In this developer code pattern, we’ll use IBM Cloud Pak® for Data to go through the whole data science pipeline to solve a business problem and predict customer churn using a Telco customer churn dataset. IBM Cloud Pak for Data is an interactive, collaborative, cloud-based environment. It can help data scientists, developers, and others interested in data science use tools to collaborate, share, and gather insights from their data — as well as build and deploy machine learning, and deep learning models.
Customer churn (when a customer ends their relationship with a business) is one of the most basic factors in determining the revenue of a business. You need to know which of your customers are loyal and which are at risk of churning — and you need to know the factors that affect these decisions from a customer perspective. This code pattern explains how to build a machine learning model and use it to predict whether a customer is at risk of churning. This is a full data science project, and you can use your model findings for prescriptive analysis later or for targeted marketing.
After you’ve completed this code pattern, you’ll understand how to:
- Use Jupyter Notebooks to load, visualize, and analyze data.
- Run Notebooks in IBM Cloud Pak for Data.

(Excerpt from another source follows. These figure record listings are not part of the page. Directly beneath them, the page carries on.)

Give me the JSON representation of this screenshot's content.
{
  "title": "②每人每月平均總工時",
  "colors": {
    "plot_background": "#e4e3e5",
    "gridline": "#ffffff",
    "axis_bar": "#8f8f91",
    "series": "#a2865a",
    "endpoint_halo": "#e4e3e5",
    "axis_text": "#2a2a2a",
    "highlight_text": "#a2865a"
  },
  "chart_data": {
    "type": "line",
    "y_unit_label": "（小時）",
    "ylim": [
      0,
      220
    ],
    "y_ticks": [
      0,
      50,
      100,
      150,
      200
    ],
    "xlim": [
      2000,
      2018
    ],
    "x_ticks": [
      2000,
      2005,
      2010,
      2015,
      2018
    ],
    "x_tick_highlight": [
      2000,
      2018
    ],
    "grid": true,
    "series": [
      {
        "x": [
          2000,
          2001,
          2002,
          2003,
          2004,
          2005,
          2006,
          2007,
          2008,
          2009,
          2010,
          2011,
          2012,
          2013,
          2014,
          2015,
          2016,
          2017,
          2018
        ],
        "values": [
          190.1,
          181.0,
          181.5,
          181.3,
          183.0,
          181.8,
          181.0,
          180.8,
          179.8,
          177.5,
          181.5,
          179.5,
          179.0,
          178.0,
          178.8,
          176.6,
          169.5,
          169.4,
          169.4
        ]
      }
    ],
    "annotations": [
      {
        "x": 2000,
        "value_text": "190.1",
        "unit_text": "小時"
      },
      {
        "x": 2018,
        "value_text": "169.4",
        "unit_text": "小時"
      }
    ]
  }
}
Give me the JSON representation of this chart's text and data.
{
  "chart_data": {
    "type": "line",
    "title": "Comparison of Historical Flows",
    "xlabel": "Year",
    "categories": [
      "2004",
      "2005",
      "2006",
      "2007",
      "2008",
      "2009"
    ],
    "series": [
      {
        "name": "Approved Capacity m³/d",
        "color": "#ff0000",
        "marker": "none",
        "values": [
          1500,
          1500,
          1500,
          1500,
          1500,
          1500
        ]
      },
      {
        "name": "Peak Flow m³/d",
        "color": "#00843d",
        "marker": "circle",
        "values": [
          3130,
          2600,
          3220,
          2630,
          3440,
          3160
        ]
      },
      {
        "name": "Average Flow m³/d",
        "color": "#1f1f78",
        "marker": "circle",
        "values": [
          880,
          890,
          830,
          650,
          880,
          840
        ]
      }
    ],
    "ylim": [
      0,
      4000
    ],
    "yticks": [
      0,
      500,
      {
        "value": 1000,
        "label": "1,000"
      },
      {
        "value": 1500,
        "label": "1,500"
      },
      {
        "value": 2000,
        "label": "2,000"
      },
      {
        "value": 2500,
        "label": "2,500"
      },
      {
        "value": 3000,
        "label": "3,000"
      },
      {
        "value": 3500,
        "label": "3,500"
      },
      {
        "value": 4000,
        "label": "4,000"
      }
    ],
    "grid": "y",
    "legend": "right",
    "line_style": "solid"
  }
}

- Build, test, and deploy a machine learning model using Spark MLib on IBM Cloud Pak for Data.
- Deploy a selected machine learning model to production using IBM Cloud Pak for Data.
- Create a front-end application to interface with the client and start consuming your deployed model.
- User loads the Jupyter Notebook into the IBM Cloud Pak for Data platform.
- Telco customer churn data set is loaded into the Jupyter Notebook, either directly from the GitHub repo or as virtualized data after following the previous tutorial.
- Preprocess the data, build machine learning models, and save to IBM Watson® Machine Learning on IBM Cloud Pak for Data.
- Deploy a selected machine learning model into production on the IBM Cloud Pak for Data platform and obtain a scoring endpoint.
- Use the model for credit prediction using a front-end application.
Ready to put this code pattern to use? Complete details on how to get started running and using this application are in the README, including how to:
- Create a new project.
- Create a space for machine learning deployments.
- Upload the dataset if you are not on the IBM Cloud Pak for Data learning path.
- Import Jupyter Notebook to IBM Cloud Pak for Data.
- Run the notebook.
- Deploy the model using the IBM Cloud Pak for Data UI.
- Test the model.
- Create a Python Flask app that uses the model.
This code pattern showed how to use IBM Cloud Pak for Data and go through the whole data science pipeline to solve a business problem and predict customer churn using a Telco customer churn dataset.